Mutter und Stiefmutter sind in ihrer Unfähigkeit, die unerträgliche Müdigkeit von Nicolas zu begreifen, nicht weniger bemitleidenswert, und Nicolas, der von einem sich in diese Rolle ergreifend eingefühlten jungen Schauspieler einen Zustand durchleidet, dessen Leere und Ausweglosigkeit er Vater, Mutter und Stiefmutter nicht erklären kann, verursacht bei den sich schuldig fühlenden Eltern weitere Verunsicherung. Wie bei seiner auch seelisch gebrechlichen leiblichen Mutter Anne, von Anna Thalbach ebenso gespielt, und auch Sofia, die Charlotte Puder mit liebevoller Geduld ausstattet bis sie die durch die Fixierung ihres Mannes auf den kranken Sohn zunehmende Gefährdung ihrer Ehe nicht länger erträgt und mit ihrem Baby zu ihrer Schwester reist. Denn Pierre, der erfolgreiche Anwalt, der liebende Vater, der alles versucht, dem Sohn seine eigenen Werte und Ideale zu vermitteln, aufzudrängen, ja ihn beinahe wütend zu indoktrinieren, kann nicht verstehen, warum seine Argumente nicht zur Einsicht führen können, weil sie gar nicht in das Bewußtsein des jungen Mannes dringen. Und auch als er sich erinnert, dass sein eigener Vater (mit dem er nicht mehr spricht!) mit der gleichen Unerbittlichkeit einst auf ihn eindrang, kann er seine eingefahrenen Verhaltensmuster nicht durchbrechen.

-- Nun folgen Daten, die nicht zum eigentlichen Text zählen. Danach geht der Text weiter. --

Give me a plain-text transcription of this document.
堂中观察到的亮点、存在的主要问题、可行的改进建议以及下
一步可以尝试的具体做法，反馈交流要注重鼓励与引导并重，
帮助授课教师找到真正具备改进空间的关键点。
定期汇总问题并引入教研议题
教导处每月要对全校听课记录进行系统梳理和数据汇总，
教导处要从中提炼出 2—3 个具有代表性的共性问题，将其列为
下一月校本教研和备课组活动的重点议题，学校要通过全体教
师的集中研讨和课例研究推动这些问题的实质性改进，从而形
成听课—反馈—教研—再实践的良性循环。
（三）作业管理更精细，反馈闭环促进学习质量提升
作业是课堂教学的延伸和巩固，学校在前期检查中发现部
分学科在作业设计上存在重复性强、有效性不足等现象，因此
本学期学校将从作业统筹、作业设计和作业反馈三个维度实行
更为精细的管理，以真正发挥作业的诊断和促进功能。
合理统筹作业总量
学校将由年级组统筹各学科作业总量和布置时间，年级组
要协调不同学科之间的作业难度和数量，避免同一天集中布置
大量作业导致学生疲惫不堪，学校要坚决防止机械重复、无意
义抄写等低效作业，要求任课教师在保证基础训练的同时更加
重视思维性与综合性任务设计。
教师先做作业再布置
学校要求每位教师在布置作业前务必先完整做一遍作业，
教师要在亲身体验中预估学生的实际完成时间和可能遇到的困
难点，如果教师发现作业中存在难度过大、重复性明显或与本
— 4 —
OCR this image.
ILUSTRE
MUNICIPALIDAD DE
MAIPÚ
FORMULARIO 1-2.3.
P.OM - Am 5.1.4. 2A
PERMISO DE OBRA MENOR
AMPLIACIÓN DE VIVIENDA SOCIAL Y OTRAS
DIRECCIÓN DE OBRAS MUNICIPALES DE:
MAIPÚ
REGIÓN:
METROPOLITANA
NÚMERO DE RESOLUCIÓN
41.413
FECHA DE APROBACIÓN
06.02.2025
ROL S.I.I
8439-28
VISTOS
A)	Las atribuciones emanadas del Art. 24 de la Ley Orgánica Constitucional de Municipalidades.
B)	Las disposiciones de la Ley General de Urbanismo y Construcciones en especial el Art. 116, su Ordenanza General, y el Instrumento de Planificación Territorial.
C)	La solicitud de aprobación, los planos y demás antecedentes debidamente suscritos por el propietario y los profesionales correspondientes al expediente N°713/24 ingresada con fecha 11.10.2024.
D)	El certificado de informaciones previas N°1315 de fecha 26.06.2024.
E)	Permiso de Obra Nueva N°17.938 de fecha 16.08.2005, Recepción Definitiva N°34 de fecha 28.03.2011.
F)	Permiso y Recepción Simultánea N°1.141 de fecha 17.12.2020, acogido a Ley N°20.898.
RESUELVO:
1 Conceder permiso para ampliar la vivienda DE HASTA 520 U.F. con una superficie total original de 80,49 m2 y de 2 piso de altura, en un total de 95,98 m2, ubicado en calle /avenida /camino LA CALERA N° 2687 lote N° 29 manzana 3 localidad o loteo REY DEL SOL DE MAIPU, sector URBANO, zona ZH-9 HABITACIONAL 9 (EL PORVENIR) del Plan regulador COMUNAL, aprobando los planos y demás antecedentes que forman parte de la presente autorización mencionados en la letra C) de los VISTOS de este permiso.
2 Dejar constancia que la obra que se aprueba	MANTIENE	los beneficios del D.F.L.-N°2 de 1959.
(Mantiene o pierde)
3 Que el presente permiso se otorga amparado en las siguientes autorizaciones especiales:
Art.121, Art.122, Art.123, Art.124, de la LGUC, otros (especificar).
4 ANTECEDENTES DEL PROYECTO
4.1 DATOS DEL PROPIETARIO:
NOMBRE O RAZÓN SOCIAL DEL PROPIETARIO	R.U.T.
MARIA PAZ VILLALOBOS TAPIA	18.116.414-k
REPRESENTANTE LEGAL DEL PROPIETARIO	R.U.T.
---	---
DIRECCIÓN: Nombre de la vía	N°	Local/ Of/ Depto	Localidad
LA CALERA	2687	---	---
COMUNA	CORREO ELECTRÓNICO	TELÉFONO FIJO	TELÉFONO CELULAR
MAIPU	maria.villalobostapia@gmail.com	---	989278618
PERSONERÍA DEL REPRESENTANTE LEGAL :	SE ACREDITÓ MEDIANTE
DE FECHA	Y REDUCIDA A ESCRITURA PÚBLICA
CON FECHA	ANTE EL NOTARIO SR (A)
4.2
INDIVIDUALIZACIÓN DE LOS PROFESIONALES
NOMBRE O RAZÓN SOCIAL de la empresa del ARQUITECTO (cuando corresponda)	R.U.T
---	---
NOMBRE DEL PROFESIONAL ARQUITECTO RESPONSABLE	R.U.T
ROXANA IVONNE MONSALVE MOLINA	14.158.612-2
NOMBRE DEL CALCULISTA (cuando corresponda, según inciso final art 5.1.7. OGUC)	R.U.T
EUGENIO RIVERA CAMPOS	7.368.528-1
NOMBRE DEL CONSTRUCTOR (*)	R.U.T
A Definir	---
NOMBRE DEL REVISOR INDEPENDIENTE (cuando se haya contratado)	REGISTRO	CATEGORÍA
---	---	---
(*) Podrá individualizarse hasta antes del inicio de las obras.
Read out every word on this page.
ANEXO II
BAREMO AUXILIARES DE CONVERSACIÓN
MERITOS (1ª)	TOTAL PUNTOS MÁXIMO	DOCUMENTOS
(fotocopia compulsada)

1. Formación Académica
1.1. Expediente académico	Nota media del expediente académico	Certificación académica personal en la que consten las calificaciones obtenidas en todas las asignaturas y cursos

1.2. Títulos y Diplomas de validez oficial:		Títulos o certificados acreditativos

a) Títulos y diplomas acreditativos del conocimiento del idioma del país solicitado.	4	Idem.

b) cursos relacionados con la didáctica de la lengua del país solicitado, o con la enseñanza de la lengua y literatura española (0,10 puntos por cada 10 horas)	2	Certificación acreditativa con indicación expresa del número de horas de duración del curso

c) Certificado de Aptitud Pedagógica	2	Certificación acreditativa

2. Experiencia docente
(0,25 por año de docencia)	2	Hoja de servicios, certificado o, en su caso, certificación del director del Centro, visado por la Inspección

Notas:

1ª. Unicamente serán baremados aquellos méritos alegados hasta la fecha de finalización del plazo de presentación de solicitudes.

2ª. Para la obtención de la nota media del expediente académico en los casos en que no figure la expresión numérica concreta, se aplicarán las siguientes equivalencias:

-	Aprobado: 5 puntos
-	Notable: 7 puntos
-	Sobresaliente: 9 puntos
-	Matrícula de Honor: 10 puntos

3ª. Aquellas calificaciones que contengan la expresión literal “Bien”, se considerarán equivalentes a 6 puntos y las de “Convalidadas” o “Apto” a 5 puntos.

Für alle hätten von Anfang an fachkundiger psychotherapeutiger Hilfe bedurft. So nimmt das Elend seinen Lauf. Die Tragik wird nur in der Phantasie des gebrochenen Pierre( Michael Rotschopf als große tragische Vaterfigur) für einem kurzen beglückenden Moment mit einer Illusion aufgehoben – Nicolas ist seinen Weg gegangen, als Architekt und Schriftsteller – , um dann mit aller Schrecklichkeit sich wieder  der Realität zu stellen. Die HIlflosigkeit der Mediziner trifft einen weiteren Schmerzenspunkt in der modernen sozialen Vorgabe. Diese liegt nämlich bei den gesetzlichen Vertretern bzw. sogar bei dem mündigen Patienten selbst. Diese müssen entscheiden, wie der Krankheitsverlauf behandelt werden soll. Und indem es der Kranke, hier Nikolas, versteht, die Ärzte auszutricksen, indem er den liebevollen, einsichtigen, Besserung versprechenden Sohn in aller Verzweiflung darstellt, entscheiden dieEltern gegen eine weitere klinische Behandlung. Die Ärzte sind zutiefst erschüttert, dass Emotionen die Urteilskraft ausser Gefecht setzt, denn sie ahnen den weiteren Verlauf.  A.C.